President Donald Trump did not participate in the formal talks on global warming at the G-7 summit, and the U.S. is no longer committed to the Paris climate agreement – but Hawaii Gov. David Ige continues to pledge support for increased climate protections. He signed a bill in 2017 to adopt goals of the Paris agreement for his state, which already has among the lowest levels of carbon emissions in the country, and he signed three bills earlier this month that aim to make Hawaii carbon neutral by 2045.

Ige expressed concern about Hawaii's future in his state of the state address in January: "(T)he challenges to our island environment, such as global climate change, stare us in the face every single day."

One of the bills signed on June 5, HB 2182, reflects the growing anxiety around the state's future: "According to the Hawaii Sea Level Rise Vulnerability and Adaptation Report released in December 2017, Hawaii could suffer $19,000,000,000 in damage due to projected sea level rise," it states. The bill aims to reduce the state's carbon emissions progressively, until becoming completely carbon neutral by 2045, and encourages companies to reduce their carbon offset by investing in environmentally friendly projects such as reforestation and renewable energies.
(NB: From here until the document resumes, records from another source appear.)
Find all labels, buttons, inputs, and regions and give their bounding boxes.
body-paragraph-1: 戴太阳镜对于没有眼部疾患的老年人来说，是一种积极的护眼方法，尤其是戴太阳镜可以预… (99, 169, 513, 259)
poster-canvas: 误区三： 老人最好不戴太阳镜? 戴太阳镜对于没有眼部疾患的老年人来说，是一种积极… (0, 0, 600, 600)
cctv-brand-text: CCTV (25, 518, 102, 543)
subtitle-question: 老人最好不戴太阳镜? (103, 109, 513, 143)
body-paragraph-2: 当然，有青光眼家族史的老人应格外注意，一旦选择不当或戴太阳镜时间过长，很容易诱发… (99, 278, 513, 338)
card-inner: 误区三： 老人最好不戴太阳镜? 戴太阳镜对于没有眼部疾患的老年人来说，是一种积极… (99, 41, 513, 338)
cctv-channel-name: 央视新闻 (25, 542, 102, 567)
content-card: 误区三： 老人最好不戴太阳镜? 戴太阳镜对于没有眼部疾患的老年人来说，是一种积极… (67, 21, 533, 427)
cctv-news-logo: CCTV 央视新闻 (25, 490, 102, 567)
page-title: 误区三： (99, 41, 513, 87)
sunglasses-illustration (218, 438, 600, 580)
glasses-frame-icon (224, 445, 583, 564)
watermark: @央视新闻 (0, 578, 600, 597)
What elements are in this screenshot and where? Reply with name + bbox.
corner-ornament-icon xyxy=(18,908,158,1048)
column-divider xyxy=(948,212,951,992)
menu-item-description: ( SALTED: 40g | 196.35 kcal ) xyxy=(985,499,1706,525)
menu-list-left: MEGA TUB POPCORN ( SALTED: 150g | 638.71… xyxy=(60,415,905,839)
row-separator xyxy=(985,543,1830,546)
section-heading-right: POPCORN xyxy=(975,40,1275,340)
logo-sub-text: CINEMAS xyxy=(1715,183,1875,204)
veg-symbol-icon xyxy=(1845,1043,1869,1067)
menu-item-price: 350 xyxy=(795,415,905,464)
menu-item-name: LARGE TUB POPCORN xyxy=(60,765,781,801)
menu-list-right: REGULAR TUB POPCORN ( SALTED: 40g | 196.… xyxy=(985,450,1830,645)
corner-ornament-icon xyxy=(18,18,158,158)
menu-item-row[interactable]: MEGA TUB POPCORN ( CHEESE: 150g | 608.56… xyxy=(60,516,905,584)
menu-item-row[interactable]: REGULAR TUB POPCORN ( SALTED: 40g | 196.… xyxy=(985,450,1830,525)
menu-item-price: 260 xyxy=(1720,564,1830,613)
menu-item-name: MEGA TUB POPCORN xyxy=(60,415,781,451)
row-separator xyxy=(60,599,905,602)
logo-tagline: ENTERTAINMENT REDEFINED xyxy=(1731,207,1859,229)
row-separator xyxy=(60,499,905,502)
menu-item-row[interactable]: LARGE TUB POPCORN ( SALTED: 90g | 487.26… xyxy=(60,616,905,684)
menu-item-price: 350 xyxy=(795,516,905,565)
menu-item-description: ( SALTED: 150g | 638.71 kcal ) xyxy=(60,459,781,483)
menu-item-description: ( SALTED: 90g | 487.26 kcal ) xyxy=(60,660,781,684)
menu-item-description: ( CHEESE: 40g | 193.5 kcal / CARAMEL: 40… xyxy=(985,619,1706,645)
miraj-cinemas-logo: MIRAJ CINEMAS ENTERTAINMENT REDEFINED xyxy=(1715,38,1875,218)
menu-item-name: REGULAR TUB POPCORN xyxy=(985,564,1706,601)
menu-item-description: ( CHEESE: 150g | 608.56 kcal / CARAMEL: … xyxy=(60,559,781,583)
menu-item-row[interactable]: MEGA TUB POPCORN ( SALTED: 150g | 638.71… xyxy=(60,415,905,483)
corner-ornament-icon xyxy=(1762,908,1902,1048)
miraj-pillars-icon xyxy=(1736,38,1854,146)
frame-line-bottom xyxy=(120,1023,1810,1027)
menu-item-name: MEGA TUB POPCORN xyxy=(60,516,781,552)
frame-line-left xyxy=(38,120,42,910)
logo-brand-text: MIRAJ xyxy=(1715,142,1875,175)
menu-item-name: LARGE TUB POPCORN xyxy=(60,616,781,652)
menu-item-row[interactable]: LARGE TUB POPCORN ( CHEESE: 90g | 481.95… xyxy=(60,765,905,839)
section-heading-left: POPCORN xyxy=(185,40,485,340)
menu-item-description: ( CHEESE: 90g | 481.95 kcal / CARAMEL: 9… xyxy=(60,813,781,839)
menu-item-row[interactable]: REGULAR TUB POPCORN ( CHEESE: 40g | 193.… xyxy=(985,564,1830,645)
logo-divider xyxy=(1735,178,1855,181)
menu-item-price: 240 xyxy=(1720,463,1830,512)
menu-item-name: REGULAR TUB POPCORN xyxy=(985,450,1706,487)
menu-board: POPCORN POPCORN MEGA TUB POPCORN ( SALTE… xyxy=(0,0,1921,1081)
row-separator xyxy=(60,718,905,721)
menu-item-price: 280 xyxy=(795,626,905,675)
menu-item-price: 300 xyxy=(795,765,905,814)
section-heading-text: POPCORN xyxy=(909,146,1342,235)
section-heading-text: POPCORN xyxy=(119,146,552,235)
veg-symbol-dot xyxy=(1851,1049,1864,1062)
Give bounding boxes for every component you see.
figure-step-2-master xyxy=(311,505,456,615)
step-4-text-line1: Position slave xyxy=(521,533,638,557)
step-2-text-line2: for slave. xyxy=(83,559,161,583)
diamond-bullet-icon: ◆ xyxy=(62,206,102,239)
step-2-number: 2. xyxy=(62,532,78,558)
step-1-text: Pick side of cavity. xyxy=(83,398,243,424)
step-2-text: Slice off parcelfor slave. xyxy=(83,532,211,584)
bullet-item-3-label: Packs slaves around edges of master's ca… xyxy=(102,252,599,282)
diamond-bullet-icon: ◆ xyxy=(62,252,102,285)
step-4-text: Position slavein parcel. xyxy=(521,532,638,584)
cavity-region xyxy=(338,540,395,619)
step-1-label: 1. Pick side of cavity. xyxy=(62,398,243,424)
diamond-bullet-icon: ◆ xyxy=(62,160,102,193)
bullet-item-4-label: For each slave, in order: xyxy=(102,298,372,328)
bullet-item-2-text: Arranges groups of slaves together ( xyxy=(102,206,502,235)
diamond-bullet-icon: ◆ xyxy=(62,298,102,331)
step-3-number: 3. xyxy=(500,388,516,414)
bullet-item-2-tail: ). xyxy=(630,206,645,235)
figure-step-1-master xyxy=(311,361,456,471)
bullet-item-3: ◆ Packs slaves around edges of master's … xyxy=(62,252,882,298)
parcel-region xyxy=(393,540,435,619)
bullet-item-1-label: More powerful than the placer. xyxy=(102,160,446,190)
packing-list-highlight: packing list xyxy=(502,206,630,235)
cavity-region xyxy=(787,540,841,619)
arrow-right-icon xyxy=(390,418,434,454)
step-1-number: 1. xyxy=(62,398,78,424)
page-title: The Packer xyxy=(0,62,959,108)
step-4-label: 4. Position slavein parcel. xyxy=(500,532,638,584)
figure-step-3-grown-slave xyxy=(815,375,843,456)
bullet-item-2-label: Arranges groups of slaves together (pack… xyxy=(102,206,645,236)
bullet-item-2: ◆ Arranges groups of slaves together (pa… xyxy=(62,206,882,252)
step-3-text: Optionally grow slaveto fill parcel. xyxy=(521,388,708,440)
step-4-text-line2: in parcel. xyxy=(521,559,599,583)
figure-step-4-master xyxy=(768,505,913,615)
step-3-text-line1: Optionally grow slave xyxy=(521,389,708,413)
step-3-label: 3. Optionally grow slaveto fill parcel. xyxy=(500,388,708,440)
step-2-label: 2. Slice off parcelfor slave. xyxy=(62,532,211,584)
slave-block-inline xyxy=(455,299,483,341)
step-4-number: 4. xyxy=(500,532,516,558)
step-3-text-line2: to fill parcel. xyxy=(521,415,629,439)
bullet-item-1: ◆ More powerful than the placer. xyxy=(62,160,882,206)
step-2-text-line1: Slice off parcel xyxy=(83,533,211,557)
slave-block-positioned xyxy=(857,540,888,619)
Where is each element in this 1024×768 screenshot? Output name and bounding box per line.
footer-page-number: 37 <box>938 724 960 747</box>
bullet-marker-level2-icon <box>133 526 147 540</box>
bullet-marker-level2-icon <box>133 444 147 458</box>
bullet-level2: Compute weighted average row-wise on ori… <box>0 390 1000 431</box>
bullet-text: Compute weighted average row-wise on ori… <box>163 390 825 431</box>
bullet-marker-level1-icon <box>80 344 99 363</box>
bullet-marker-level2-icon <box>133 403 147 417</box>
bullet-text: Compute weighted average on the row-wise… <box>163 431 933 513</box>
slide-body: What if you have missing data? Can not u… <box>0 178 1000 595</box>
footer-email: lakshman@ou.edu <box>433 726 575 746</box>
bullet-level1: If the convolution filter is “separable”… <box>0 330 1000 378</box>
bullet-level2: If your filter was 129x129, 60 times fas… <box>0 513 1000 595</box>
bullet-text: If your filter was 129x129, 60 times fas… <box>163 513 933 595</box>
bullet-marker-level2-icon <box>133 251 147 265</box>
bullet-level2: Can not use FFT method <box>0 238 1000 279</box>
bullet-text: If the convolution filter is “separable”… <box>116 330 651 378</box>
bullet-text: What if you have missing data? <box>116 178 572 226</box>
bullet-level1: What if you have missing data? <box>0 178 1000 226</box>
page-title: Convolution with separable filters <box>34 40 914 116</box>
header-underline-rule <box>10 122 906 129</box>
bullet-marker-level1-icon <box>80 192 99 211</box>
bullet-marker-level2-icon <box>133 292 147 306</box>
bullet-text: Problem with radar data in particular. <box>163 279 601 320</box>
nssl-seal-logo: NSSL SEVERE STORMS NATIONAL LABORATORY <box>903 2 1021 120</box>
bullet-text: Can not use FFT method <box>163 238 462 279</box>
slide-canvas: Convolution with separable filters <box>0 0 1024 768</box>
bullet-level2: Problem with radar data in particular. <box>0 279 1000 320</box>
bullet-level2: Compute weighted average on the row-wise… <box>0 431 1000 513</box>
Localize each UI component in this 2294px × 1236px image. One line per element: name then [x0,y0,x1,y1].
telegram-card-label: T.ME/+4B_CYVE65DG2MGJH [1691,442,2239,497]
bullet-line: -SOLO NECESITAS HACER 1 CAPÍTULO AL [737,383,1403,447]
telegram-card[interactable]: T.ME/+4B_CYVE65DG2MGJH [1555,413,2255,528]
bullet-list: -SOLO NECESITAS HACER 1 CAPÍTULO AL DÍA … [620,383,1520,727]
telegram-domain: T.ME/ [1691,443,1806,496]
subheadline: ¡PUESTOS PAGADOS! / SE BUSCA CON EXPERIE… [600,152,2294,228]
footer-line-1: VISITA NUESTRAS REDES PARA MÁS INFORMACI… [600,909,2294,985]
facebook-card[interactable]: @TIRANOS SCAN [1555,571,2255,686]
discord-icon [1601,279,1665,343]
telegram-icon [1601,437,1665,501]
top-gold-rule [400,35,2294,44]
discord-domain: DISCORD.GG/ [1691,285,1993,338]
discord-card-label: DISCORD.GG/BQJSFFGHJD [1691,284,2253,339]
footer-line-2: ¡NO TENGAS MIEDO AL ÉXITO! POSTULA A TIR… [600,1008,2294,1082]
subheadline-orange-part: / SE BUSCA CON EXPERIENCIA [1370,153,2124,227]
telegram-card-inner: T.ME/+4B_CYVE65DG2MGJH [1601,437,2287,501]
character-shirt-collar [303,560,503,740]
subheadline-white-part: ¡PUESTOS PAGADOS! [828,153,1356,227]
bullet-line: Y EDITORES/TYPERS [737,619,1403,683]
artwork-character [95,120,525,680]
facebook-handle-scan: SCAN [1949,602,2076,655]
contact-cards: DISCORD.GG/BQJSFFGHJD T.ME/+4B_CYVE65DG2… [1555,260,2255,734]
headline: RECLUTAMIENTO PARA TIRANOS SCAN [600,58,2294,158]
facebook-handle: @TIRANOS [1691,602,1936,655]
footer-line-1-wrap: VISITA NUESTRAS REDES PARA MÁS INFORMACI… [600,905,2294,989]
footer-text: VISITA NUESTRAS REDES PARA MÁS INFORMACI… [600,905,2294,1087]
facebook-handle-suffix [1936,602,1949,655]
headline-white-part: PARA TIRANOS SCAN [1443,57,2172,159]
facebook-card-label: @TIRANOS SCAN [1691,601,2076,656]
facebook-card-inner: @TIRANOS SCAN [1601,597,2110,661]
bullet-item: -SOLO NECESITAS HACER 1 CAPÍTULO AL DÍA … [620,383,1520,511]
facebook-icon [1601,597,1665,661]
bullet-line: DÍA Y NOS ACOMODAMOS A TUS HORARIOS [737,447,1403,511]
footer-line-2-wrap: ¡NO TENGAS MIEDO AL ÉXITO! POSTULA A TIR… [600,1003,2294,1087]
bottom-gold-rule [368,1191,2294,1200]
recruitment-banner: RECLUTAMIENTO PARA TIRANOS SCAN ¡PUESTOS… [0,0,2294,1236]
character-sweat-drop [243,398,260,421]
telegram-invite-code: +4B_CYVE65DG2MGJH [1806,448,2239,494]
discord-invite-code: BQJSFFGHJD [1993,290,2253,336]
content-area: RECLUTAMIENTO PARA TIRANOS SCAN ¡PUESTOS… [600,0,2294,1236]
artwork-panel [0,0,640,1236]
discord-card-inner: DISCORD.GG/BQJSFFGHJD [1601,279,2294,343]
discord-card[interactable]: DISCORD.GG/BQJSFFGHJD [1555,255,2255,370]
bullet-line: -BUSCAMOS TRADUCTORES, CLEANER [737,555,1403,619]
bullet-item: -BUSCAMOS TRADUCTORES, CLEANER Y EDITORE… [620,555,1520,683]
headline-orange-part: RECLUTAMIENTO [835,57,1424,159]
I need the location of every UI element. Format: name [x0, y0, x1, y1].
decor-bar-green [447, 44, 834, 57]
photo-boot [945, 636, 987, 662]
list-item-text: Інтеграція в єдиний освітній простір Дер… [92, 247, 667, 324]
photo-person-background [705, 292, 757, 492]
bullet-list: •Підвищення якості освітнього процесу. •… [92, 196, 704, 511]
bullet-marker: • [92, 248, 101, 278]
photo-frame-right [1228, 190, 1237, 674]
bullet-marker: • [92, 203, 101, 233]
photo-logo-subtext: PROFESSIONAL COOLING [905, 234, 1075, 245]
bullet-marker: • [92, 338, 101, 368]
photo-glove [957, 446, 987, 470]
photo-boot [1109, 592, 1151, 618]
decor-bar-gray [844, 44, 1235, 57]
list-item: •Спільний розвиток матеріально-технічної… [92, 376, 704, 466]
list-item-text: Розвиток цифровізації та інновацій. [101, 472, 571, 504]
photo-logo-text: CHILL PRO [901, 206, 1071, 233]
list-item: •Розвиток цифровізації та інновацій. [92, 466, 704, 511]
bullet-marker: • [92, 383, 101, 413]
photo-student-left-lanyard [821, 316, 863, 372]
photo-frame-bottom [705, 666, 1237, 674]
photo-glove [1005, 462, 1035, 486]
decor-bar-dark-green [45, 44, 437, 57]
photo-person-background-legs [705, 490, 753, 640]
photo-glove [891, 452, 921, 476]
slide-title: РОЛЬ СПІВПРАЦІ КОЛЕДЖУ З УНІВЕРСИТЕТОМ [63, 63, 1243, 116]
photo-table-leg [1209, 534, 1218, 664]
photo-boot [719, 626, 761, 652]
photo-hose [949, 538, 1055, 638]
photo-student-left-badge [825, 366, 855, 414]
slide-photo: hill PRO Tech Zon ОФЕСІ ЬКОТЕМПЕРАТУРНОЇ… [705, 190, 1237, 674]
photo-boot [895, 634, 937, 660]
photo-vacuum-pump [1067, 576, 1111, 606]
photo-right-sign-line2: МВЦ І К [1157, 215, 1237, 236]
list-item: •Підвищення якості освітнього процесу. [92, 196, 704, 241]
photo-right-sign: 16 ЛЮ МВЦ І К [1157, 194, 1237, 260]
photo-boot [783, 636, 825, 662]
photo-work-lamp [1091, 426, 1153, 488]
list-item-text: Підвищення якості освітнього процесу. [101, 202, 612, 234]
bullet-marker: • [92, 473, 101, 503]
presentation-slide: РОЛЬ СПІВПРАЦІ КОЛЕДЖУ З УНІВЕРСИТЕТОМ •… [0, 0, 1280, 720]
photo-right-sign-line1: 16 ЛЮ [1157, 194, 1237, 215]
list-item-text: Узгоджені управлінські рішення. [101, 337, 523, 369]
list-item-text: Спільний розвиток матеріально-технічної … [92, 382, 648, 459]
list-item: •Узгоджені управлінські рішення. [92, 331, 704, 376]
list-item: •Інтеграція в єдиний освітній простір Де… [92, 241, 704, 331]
The bill also creates a greenhouse gas sequestration task force to "examine opportunities to exploit carbon sequestering trees and vegetation to reduce urban temperatures and thereby protect public health." Another goal of this initiative is to increase the use of compost in Hawaii to help improve the soil's health.

The bill was accompanied by two other bills signed the same day: HB 2106 requires all new building projects to include a sea level rise analysis, and HB 1986 provides a framework to use carbon offsets to fund tree planting projects.

The state will provide incentives such as loans, tax credits and grants to push companies and individuals to invest in environmentally friendly procedures. These incentives are intended to encourage new agricultural and aquacultural activities that would increase carbon sequestration and enhance crop yields. The state also plans to support research and provide technical assistance to find alternatives to carbon-emitting processes.

According to a report by the National Climate Assessment, a government interagency dedicated to analyzing the effects of climate change in the U.S., the increase in ocean temperatures and acidification is leading to the destruction of marine life, affecting coral reef and fish communities in Hawaii. The NCA report also states that sea-level rise is putting populations and infrastructures at risk, especially on the coasts.